Il faut donc considérer La Vie sans fards comme une tentative de parler vrai, de rejeter les mythes et les idéalisations flatteuses et faciles. C’est aussi une tentative de décrire la naissance d’une vocation mystérieuse qui est celle de l’écrivain. Est-ce vraiment un métier ? Y gagne-t-on sa vie ? Pourquoi inventer des existences, pourquoi inventer des personnages sans rapport direct avec la réalité ? Une existence ne pèse-t-elle pas d’un poids déjà trop lourd sur les épaules de celui ou celle qui la subit ? La Vie sans fards est peut-être le plus universel de mes livres.
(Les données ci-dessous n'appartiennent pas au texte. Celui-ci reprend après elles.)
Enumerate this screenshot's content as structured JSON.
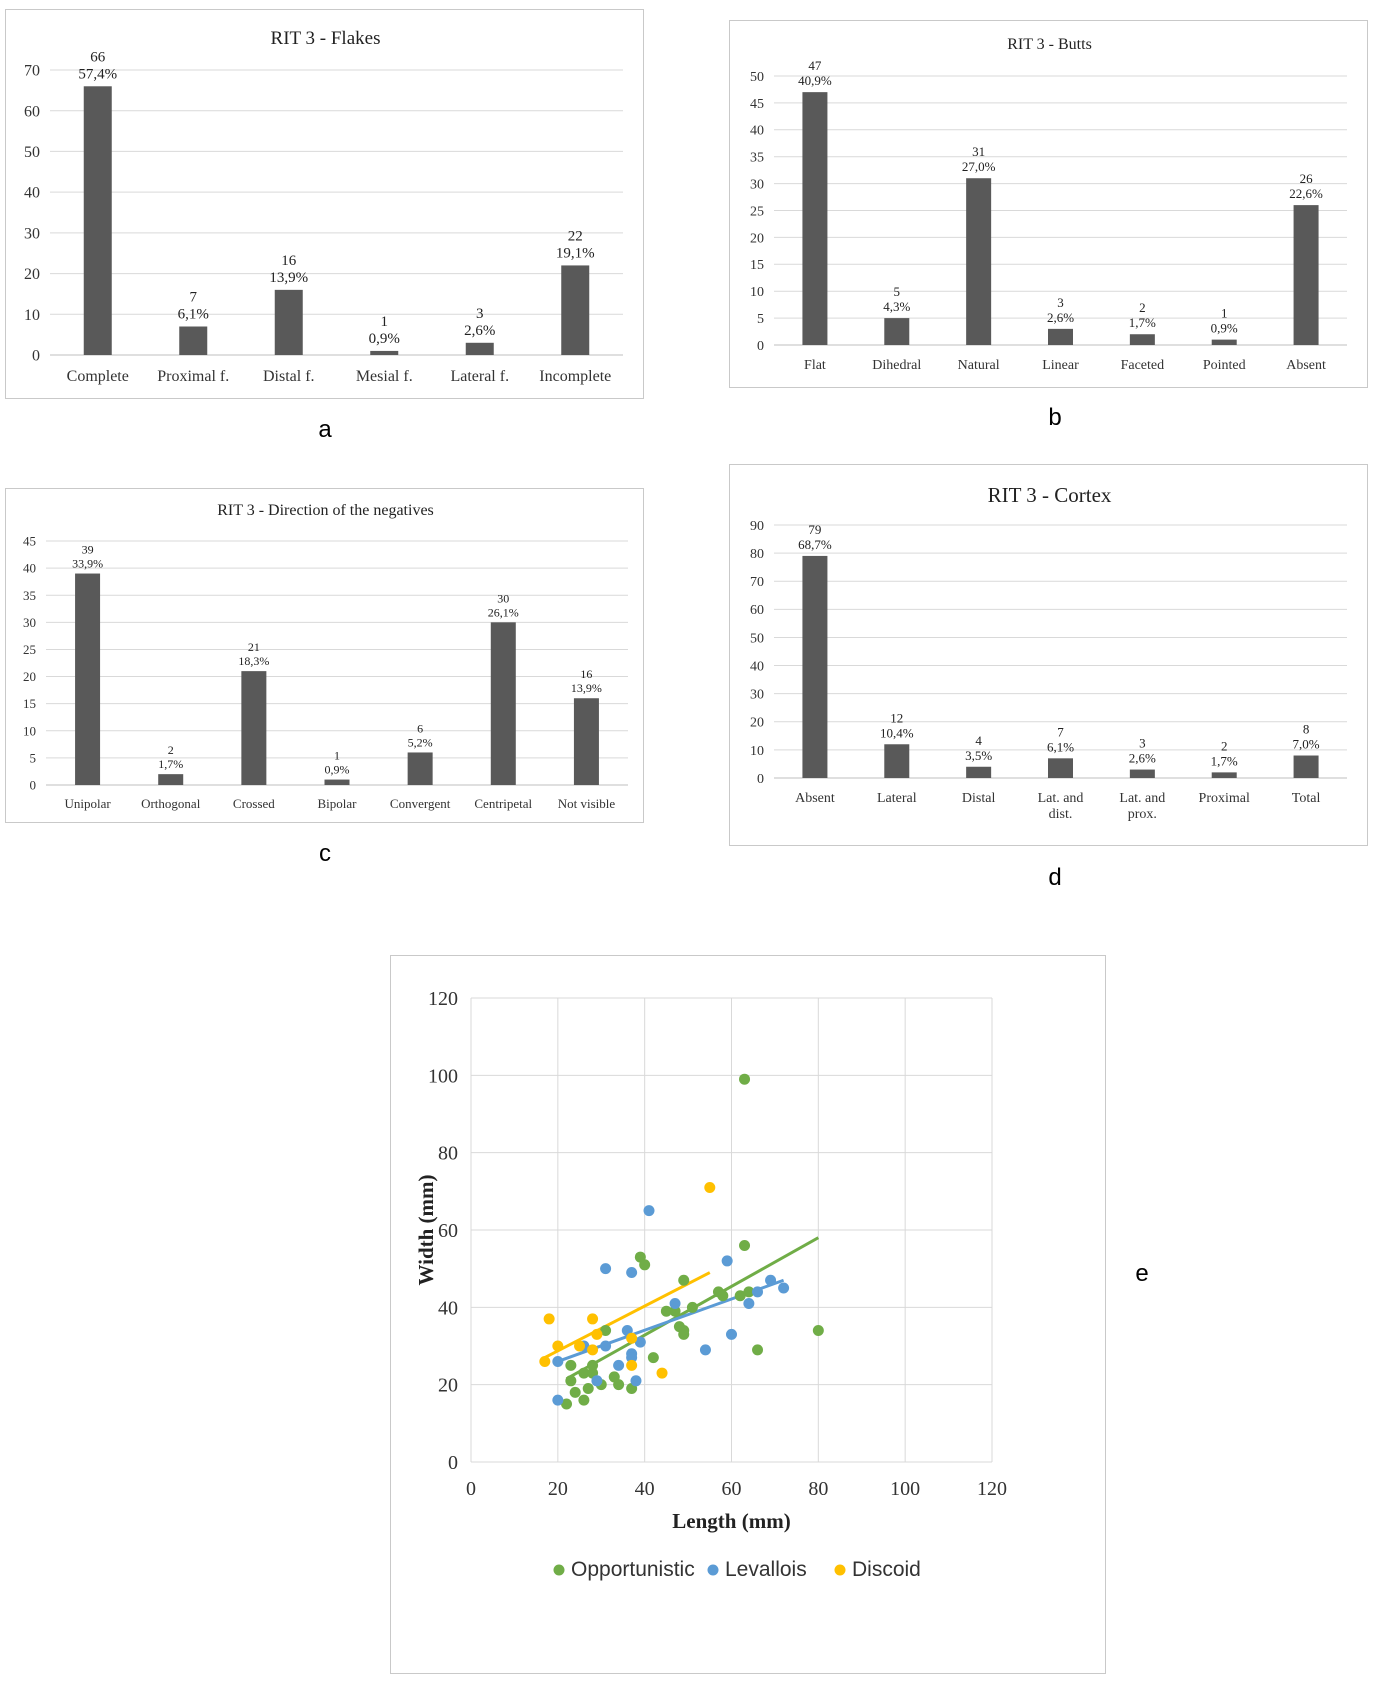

J’emploie ce mot universel à dessein bien qu’il déplaise fortement à certains. En dépit du contexte très précis et des références locales, il ne s’agit pas seulement d’une Guadeloupéenne tentant de découvrir son identité en Afrique ou de la naissance longue et douloureuse d’une vocation d’écrivain chez un être apparemment peu disposé à le devenir. Il s’agit d’abord et avant tout d’une femme cherchant le bonheur, cherchant le compagnon idéal et aux prises avec les difficultés de la vie.
Elle est confrontée à ce choix capital et toujours actuel : être mère ou exister pour soi seule. Je pense que La Vie sans fards est surtout la réflexion d’un être humain cherchant à se réaliser pleinement. Mon premier roman s’intitulait En attendant le bonheur : Heremakhonon, ce livre affirme : il finira par arriver”.

J’avais lu deux livres d’elle, il y a longtemps, et bien aimé. Ségou, et Les derniers rois mages. Si j’ai aussi lu beaucoup de biographies, je lis rarement des autobiographies. Celle-ci n’est pas celle qui m’encouragera à en lire davantage. Il faut être sacrément fan de Maryse Condé pour s’intéresser à ses coucheries de jeunesse, son incapacité à assumer les enfants qui en naissent, comme son extrême lenteur à se prendre en main et cesser de vivre aux dépends des uns et des autres. Quel besoin avait-elle, sinon un besoin alimentaire, de publier un tel bouquin? Nul.